I think evaluating in the order that it is currently written gives me 0, but I'm not sure how that helps me answer the problem.
We need the orthogonality relations for characters, specifically $$\sum_{r = 1}^m f_r(b) = \begin{cases} m &\text{if } b = 1 \\ 0 &\text{if } b \neq 1 \end{cases}$$ and the formula for a geometric sum, specifically $$\sum_{k = 1}^n \rho^k = \begin{cases} n &\text{if } \rho = 1 \\ 0 &\text{if } \rho \neq 1 \end{cases}$$ for an $n^{\text{th}}$ root of unity $\rho$.

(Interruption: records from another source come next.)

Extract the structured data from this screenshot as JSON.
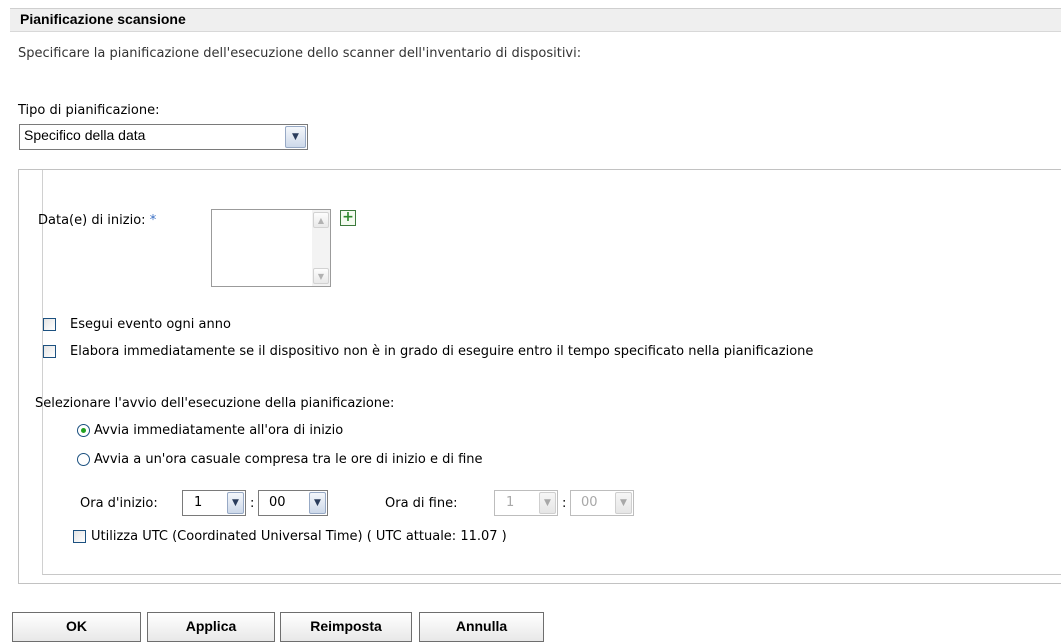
{
  "header": {
    "title": "Pianificazione scansione"
  },
  "description": "Specificare la pianificazione dell'esecuzione dello scanner dell'inventario di dispositivi:",
  "schedule_type": {
    "label": "Tipo di pianificazione:",
    "selected": "Specifico della data"
  },
  "start_dates": {
    "label": "Data(e) di inizio:",
    "required_marker": "*",
    "icons": {
      "add": "plus-icon",
      "scroll_up": "chevron-up-icon",
      "scroll_down": "chevron-down-icon"
    }
  },
  "options": {
    "yearly": "Esegui evento ogni anno",
    "process_immediately": "Elabora immediatamente se il dispositivo non è in grado di eseguire entro il tempo specificato nella pianificazione"
  },
  "run_start": {
    "label": "Selezionare l'avvio dell'esecuzione della pianificazione:",
    "radio_immediate": "Avvia immediatamente all'ora di inizio",
    "radio_random": "Avvia a un'ora casuale compresa tra le ore di inizio e di fine",
    "selected": "immediate"
  },
  "times": {
    "start_label": "Ora d'inizio:",
    "start_hour": "1",
    "start_minute": "00",
    "separator": ":",
    "end_label": "Ora di fine:",
    "end_hour": "1",
    "end_minute": "00"
  },
  "utc": {
    "label": "Utilizza UTC (Coordinated Universal Time) ( UTC attuale: 11.07 )"
  },
  "buttons": {
    "ok": "OK",
    "apply": "Applica",
    "reset": "Reimposta",
    "cancel": "Annulla"
  },
  "colors": {
    "radio_selected": "#21a121",
    "required": "#3a6fc4",
    "add_icon": "#2d8a2d"
  }
}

Thus, since $f_r(a^k) = f_r(a)^k$ and $f_r(a)e^{-\frac{2\pi i}{n}}$ is an $n^{\text{th}}$ root of unity, for each $r$ we have $$\sum_{k = 1}^n f_r(a^k)e^{-\frac{2\pi ik}{n}} = \begin{cases} n &\text{if } f_r(a) = e^{\frac{2\pi i}{n}} \\ 0 &\text{otherwise}\end{cases}$$ and consequently $$\sum_{r = 1}^m \sum_{k = 1}^n f_r(a^k)e^{-\frac{2\pi ik}{n}} = n\cdot \#\bigl\{r : f_r(a) = e^{\frac{2\pi i}{n}}\bigr\}.$$
Changing the order of summation, we have $$\sum_{r = 1}^m f_r(a^k) = \begin{cases} m &\text{if } k = n\\ 0 &\text{if } k < n \end{cases}$$ and therefore $$\sum_{k = 1}^n \sum_{r = 1}^m f_r(a^k)e^{-\frac{2\pi ik}{n}} = \sum_{r = 1}^m f_r(a^n)e^{-\frac{2\pi in}{n}} = m.$$
It follows that $$\#\bigl\{r : f_r(a) = e^{\frac{2\pi i}{n}}\bigr\} = \frac{m}{n}.$$
No special properties of $e^{\frac{2\pi i}{n}}$ were used, only that it is an $n^{\text{th}}$ root of unity, thus the same argument works for $$\sum_{r = 1}^m \sum_{k = 1}^n f_r(a^k)\rho^{-k}$$ where $\rho$ is any $n^{\text{th}}$ root of unity.